Thrishanku is a 2023 Indian Malayalam-language romantic comedy film written and directed by Achyuth Vinayak. It stars Arjun Ashokan and Anna Ben with Suresh Krishna, Zarin Shihab, Nandu, Fahim Safar, and Shiva Hariharan in supporting roles.

== Plot ==
Small-town couple Sethu and Megha plan to elope, but complications arise when Sethu's sister also decides to elope.

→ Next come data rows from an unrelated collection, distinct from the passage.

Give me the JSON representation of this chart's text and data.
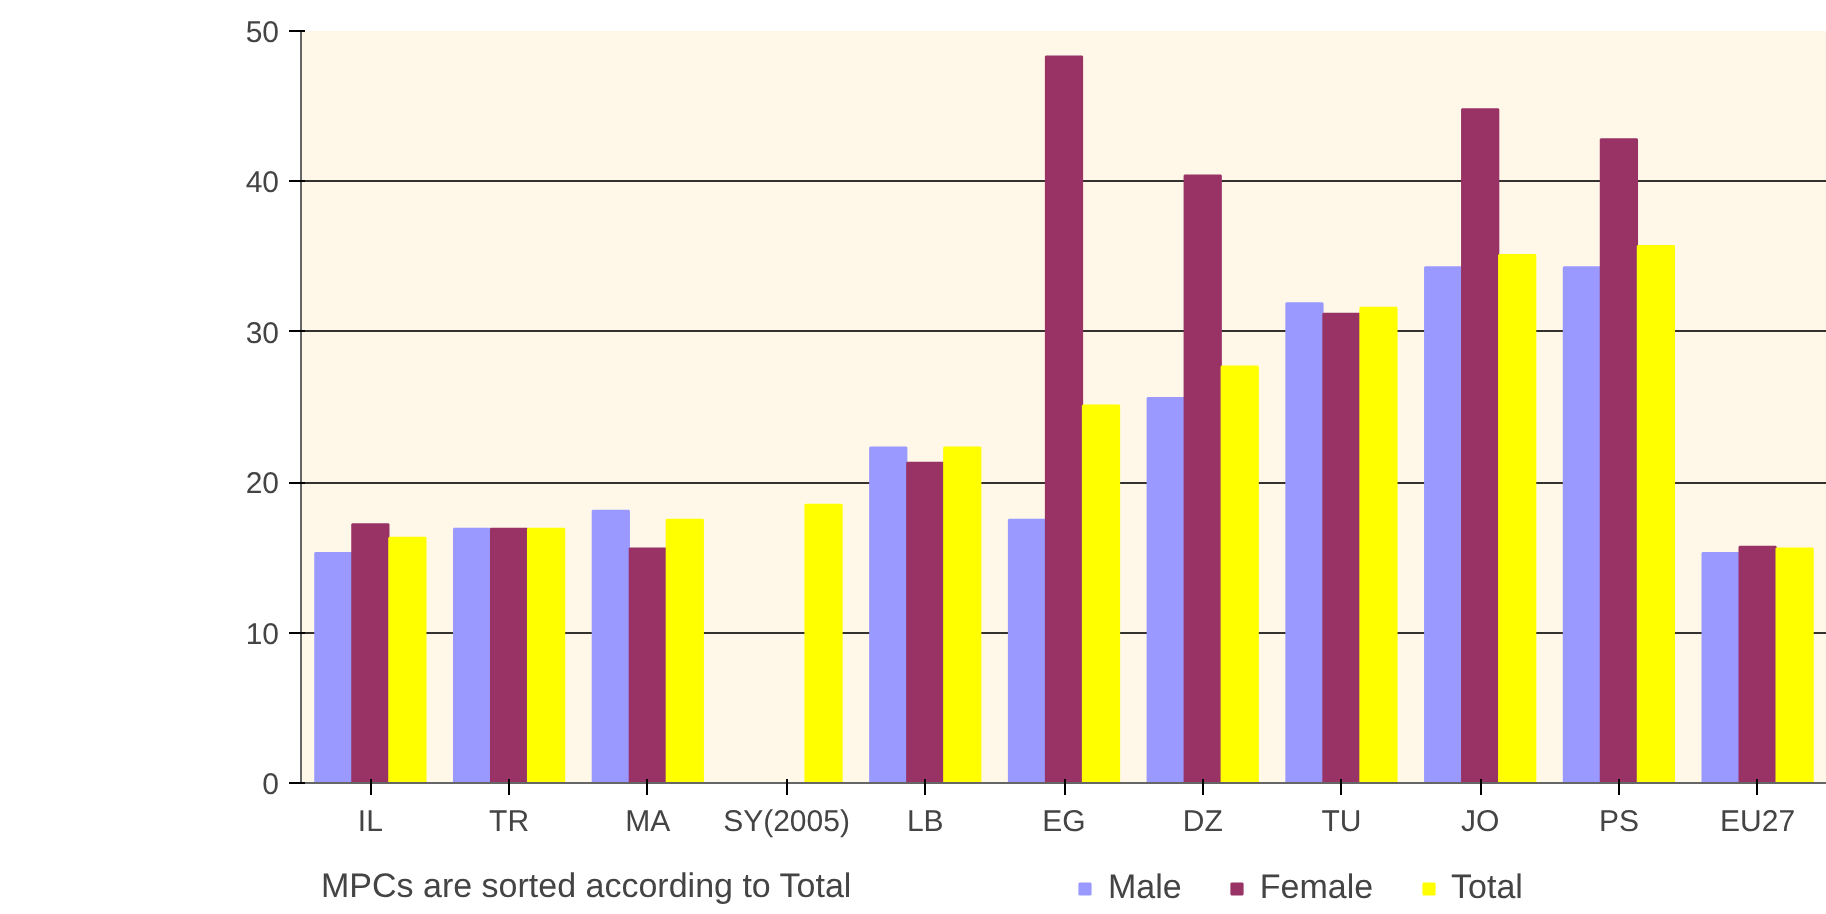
{
  "chart_data": {
    "type": "bar",
    "categories": [
      "IL",
      "TR",
      "MA",
      "SY(2005)",
      "LB",
      "EG",
      "DZ",
      "TU",
      "JO",
      "PS",
      "EU27"
    ],
    "series": [
      {
        "name": "Male",
        "color": "#9999ff",
        "values": [
          15.3,
          16.9,
          18.1,
          0,
          22.3,
          17.5,
          25.6,
          31.9,
          34.3,
          34.3,
          15.3
        ]
      },
      {
        "name": "Female",
        "color": "#993366",
        "values": [
          17.2,
          16.9,
          15.6,
          0,
          21.3,
          48.3,
          40.4,
          31.2,
          44.8,
          42.8,
          15.7
        ]
      },
      {
        "name": "Total",
        "color": "#ffff00",
        "values": [
          16.3,
          16.9,
          17.5,
          18.5,
          22.3,
          25.1,
          27.7,
          31.6,
          35.1,
          35.7,
          15.6
        ]
      }
    ],
    "ylim": [
      0,
      50
    ],
    "yticks": [
      0,
      10,
      20,
      30,
      40,
      50
    ],
    "grid": "y",
    "legend": "bottom",
    "annotations": [
      "MPCs are sorted according to Total"
    ]
  }
}
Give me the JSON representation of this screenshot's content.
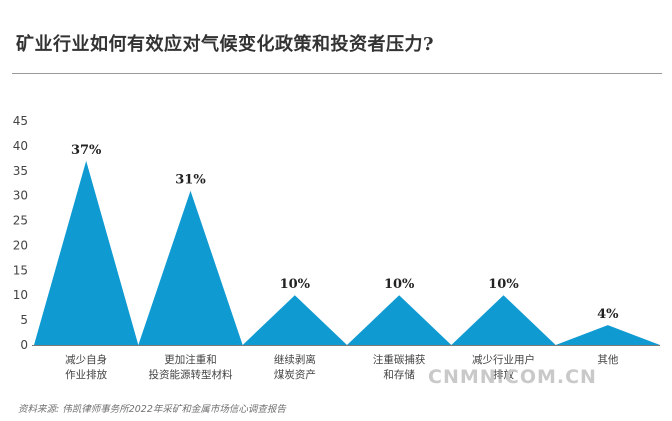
{
  "title": "矿业行业如何有效应对气候变化政策和投资者压力?",
  "source": "资料来源: 伟凯律师事务所2022年采矿和金属市场信心调查报告",
  "watermark": "CNMN.COM.CN",
  "chart_data": {
    "type": "area",
    "shape": "triangle",
    "categories": [
      [
        "减少自身",
        "作业排放"
      ],
      [
        "更加注重和",
        "投资能源转型材料"
      ],
      [
        "继续剥离",
        "煤炭资产"
      ],
      [
        "注重碳捕获",
        "和存储"
      ],
      [
        "减少行业用户",
        "排放"
      ],
      [
        "其他"
      ]
    ],
    "values": [
      37,
      31,
      10,
      10,
      10,
      4
    ],
    "value_labels": [
      "37%",
      "31%",
      "10%",
      "10%",
      "10%",
      "4%"
    ],
    "ylim": [
      0,
      45
    ],
    "yticks": [
      0,
      5,
      10,
      15,
      20,
      25,
      30,
      35,
      40,
      45
    ],
    "grid": false,
    "color": "#0f9ad1"
  }
}
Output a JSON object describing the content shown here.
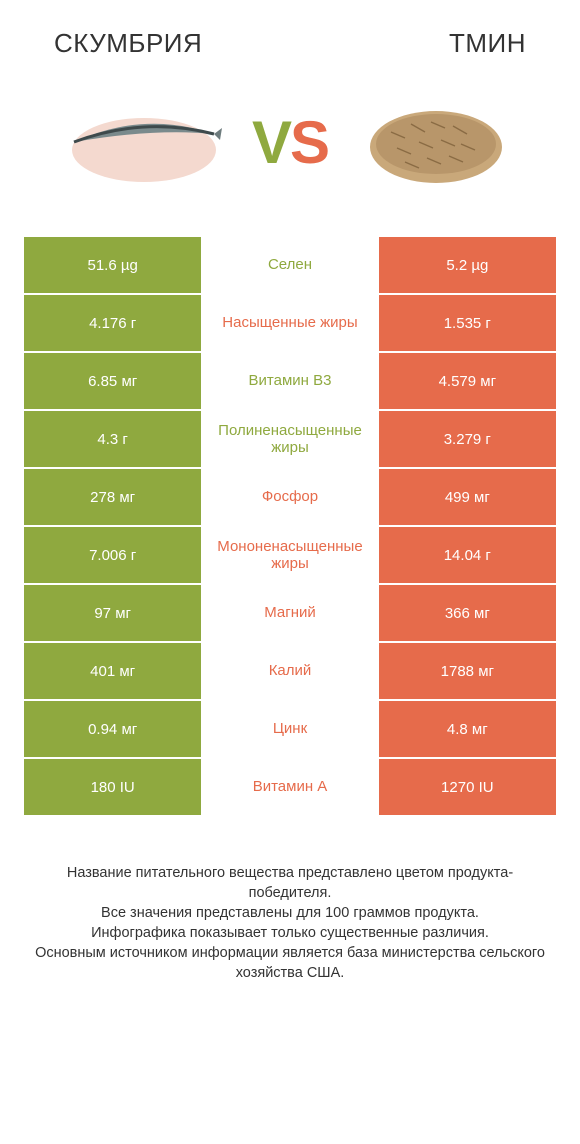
{
  "header": {
    "left_title": "СКУМБРИЯ",
    "right_title": "ТМИН",
    "vs_v": "V",
    "vs_s": "S"
  },
  "colors": {
    "green": "#8fa93f",
    "orange": "#e66b4b",
    "white": "#ffffff",
    "text": "#333333"
  },
  "rows": [
    {
      "left": "51.6 µg",
      "label": "Селен",
      "winner": "green",
      "right": "5.2 µg"
    },
    {
      "left": "4.176 г",
      "label": "Насыщенные жиры",
      "winner": "orange",
      "right": "1.535 г"
    },
    {
      "left": "6.85 мг",
      "label": "Витамин B3",
      "winner": "green",
      "right": "4.579 мг"
    },
    {
      "left": "4.3 г",
      "label": "Полиненасыщенные жиры",
      "winner": "green",
      "right": "3.279 г"
    },
    {
      "left": "278 мг",
      "label": "Фосфор",
      "winner": "orange",
      "right": "499 мг"
    },
    {
      "left": "7.006 г",
      "label": "Мононенасыщенные жиры",
      "winner": "orange",
      "right": "14.04 г"
    },
    {
      "left": "97 мг",
      "label": "Магний",
      "winner": "orange",
      "right": "366 мг"
    },
    {
      "left": "401 мг",
      "label": "Калий",
      "winner": "orange",
      "right": "1788 мг"
    },
    {
      "left": "0.94 мг",
      "label": "Цинк",
      "winner": "orange",
      "right": "4.8 мг"
    },
    {
      "left": "180 IU",
      "label": "Витамин A",
      "winner": "orange",
      "right": "1270 IU"
    }
  ],
  "footer": {
    "line1": "Название питательного вещества представлено цветом продукта-победителя.",
    "line2": "Все значения представлены для 100 граммов продукта.",
    "line3": "Инфографика показывает только существенные различия.",
    "line4": "Основным источником информации является база министерства сельского хозяйства США."
  }
}
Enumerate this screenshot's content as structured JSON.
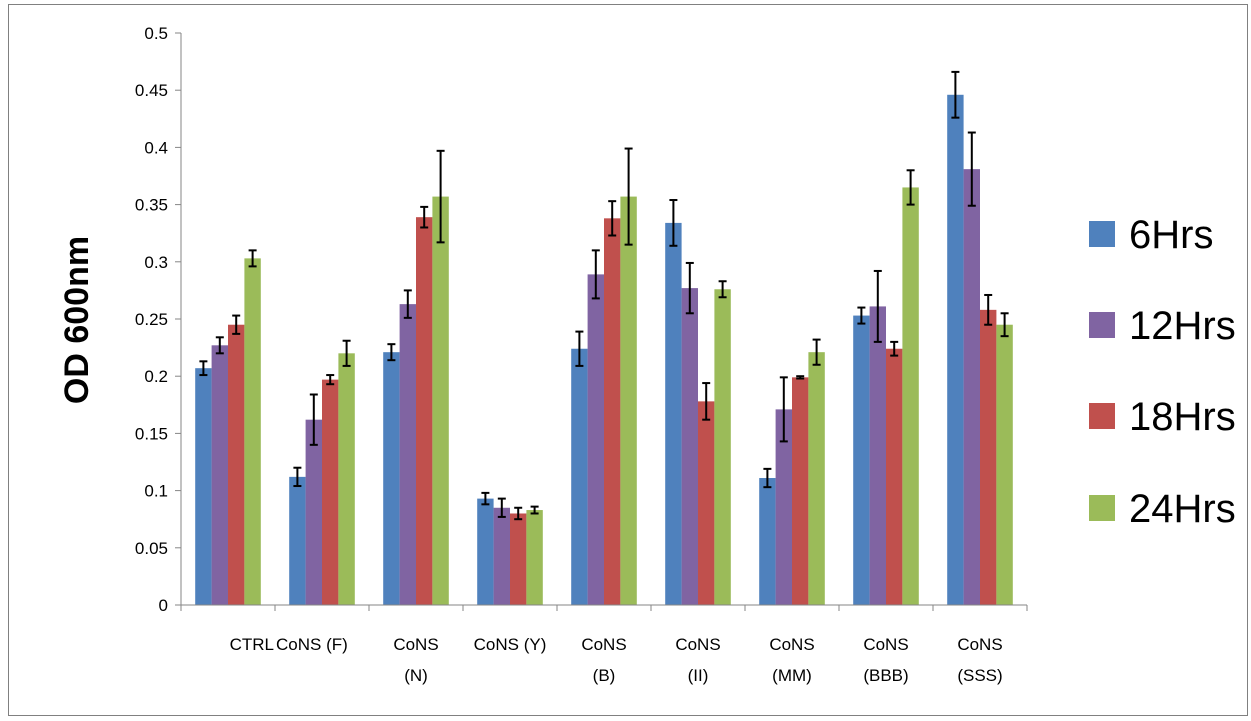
{
  "chart_data": {
    "type": "bar",
    "title": "",
    "xlabel": "",
    "ylabel": "OD 600nm",
    "ylim": [
      0,
      0.5
    ],
    "yticks": [
      "0",
      "0.05",
      "0.1",
      "0.15",
      "0.2",
      "0.25",
      "0.3",
      "0.35",
      "0.4",
      "0.45",
      "0.5"
    ],
    "categories": [
      "CTRL",
      "CoNS (F)",
      "CoNS (N)",
      "CoNS (Y)",
      "CoNS (B)",
      "CoNS (II)",
      "CoNS (MM)",
      "CoNS (BBB)",
      "CoNS (SSS)"
    ],
    "category_label_lines": [
      [
        "CTRL"
      ],
      [
        "CoNS (F)"
      ],
      [
        "CoNS",
        "(N)"
      ],
      [
        "CoNS (Y)"
      ],
      [
        "CoNS",
        "(B)"
      ],
      [
        "CoNS",
        "(II)"
      ],
      [
        "CoNS",
        "(MM)"
      ],
      [
        "CoNS",
        "(BBB)"
      ],
      [
        "CoNS",
        "(SSS)"
      ]
    ],
    "series": [
      {
        "name": "6Hrs",
        "color": "#4F81BD",
        "values": [
          0.207,
          0.112,
          0.221,
          0.093,
          0.224,
          0.334,
          0.111,
          0.253,
          0.446
        ],
        "errors": [
          0.006,
          0.008,
          0.007,
          0.005,
          0.015,
          0.02,
          0.008,
          0.007,
          0.02
        ]
      },
      {
        "name": "12Hrs",
        "color": "#8064A2",
        "values": [
          0.227,
          0.162,
          0.263,
          0.085,
          0.289,
          0.277,
          0.171,
          0.261,
          0.381
        ],
        "errors": [
          0.007,
          0.022,
          0.012,
          0.008,
          0.021,
          0.022,
          0.028,
          0.031,
          0.032
        ]
      },
      {
        "name": "18Hrs",
        "color": "#C0504D",
        "values": [
          0.245,
          0.197,
          0.339,
          0.08,
          0.338,
          0.178,
          0.199,
          0.224,
          0.258
        ],
        "errors": [
          0.008,
          0.004,
          0.009,
          0.005,
          0.015,
          0.016,
          0.001,
          0.006,
          0.013
        ]
      },
      {
        "name": "24Hrs",
        "color": "#9BBB59",
        "values": [
          0.303,
          0.22,
          0.357,
          0.083,
          0.357,
          0.276,
          0.221,
          0.365,
          0.245
        ],
        "errors": [
          0.007,
          0.011,
          0.04,
          0.003,
          0.042,
          0.007,
          0.011,
          0.015,
          0.01
        ]
      }
    ],
    "legend_position": "right",
    "grid": false,
    "error_bars": true
  }
}
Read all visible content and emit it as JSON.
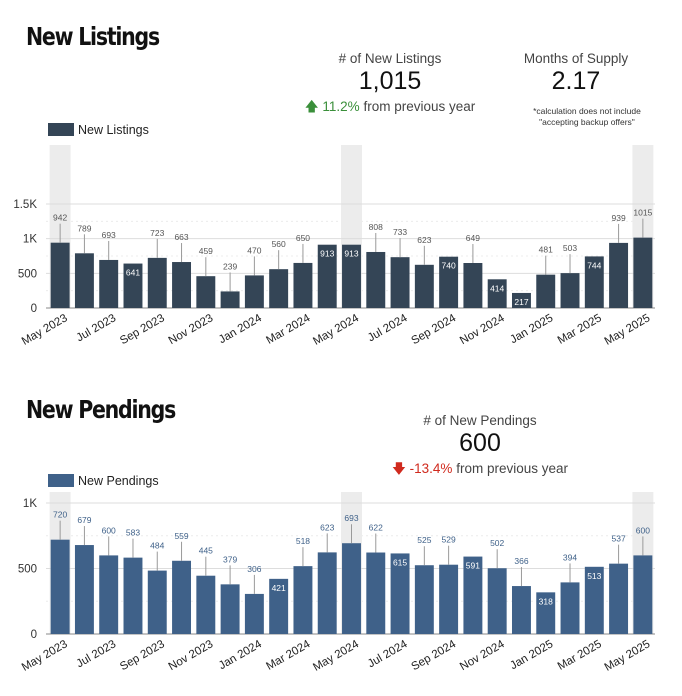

Sethu goes to bring her back with his quarrelling uncles, all while trying to elope with Megha and not get caught.

== Production ==
The film was produced by Sanjay Routray and Sarita Patil of Matchbox Shots with Vishnu Shyamaprasad of Lacuna Pictures, while it was co-produced by Gayatri M of Clock Tower Pictures. The cinematography of the film was done by Jayesh Mohan and Ajmal Sabu, while the editing of the film was done by Rakesh Cherumadam. The teaser was released on 19 April 2023. The trailer for the film was released on 2 May 2023.

== Music ==
The music for the film was composed by Jay Unnithan.

Track listing
| No. | Title | Lyrics | Singer(s) | Length |
|---|---|---|---|---|
| 1. | "Panjimittai" | Manu Manjith | Nithinraj, Nithya Mammen | 4:02 |
| 2. | "Bhoomiyumilla" | Achyuth Vinyak, Ajith Nair | Madhuvanthi Narayan | 2:31 |
| 3. | "Noolamala" | Manu Manjith | Vanee Rajendra, Shivakamy Shyamaprasad, Kaanjana Sriram | 3:48 |
| 4. | "Dapper Maama" | Manu Manjith | Jonita Gandhi | 2:48 |
| 5. | "Thrishanku Swargam" | Manu Manjith | Jay Unnithan | 4:11 |
| Total length: |  |  |  | 17:20 |

== Release ==
The film was released on 26 May 2023.

== Reception ==
Princy Alexander of Onmanorama wrote that "However, 'Thrisanku' could have done better if the makers had tapped a little into the depth of emotions between the lovers." S. R. Praveen of The Hindu wrote that "This Anna Ben-Arjun Ashokan film is a reasonably fun ride that pokes fun at traditionalists." Anna MM Vetticad of Firstpost gave 2.75 out of 5 stars and stated that "Thrishanku’s best-written characters though are Chandran who is a conservative religionist and casteist"

Sajin Shrijith of Cinema Express gave it 3.5 out of 5 stars and wrote, "It doesn't have any lofty goals, but it always maintains a light tone. It's just light escapism entertainment. It doesn't have much depth to be shown." Sanjith Sidhardhan of OTTplay gave it 2.5 out of 5 stars and wrote, "Though the film is less than two hours long, it feels stretched since many subplots connected to the characters' main journey do not have the expected effect. The film also has a drab visual presentation that doesn't help the comic components, notably in the scenes set at the Mangalore lodge."

Cris of The News Minute gave the film 3.5 out of 5 stars and wrote, "Over all, Achyuth should be commended for coming up with the story. It's hardly a thrill-ride storyline, and it's far from realistic. The plot has holes, particularly Sumi's half-baked story. However, if the makers intended for the movie to be fun, it does work."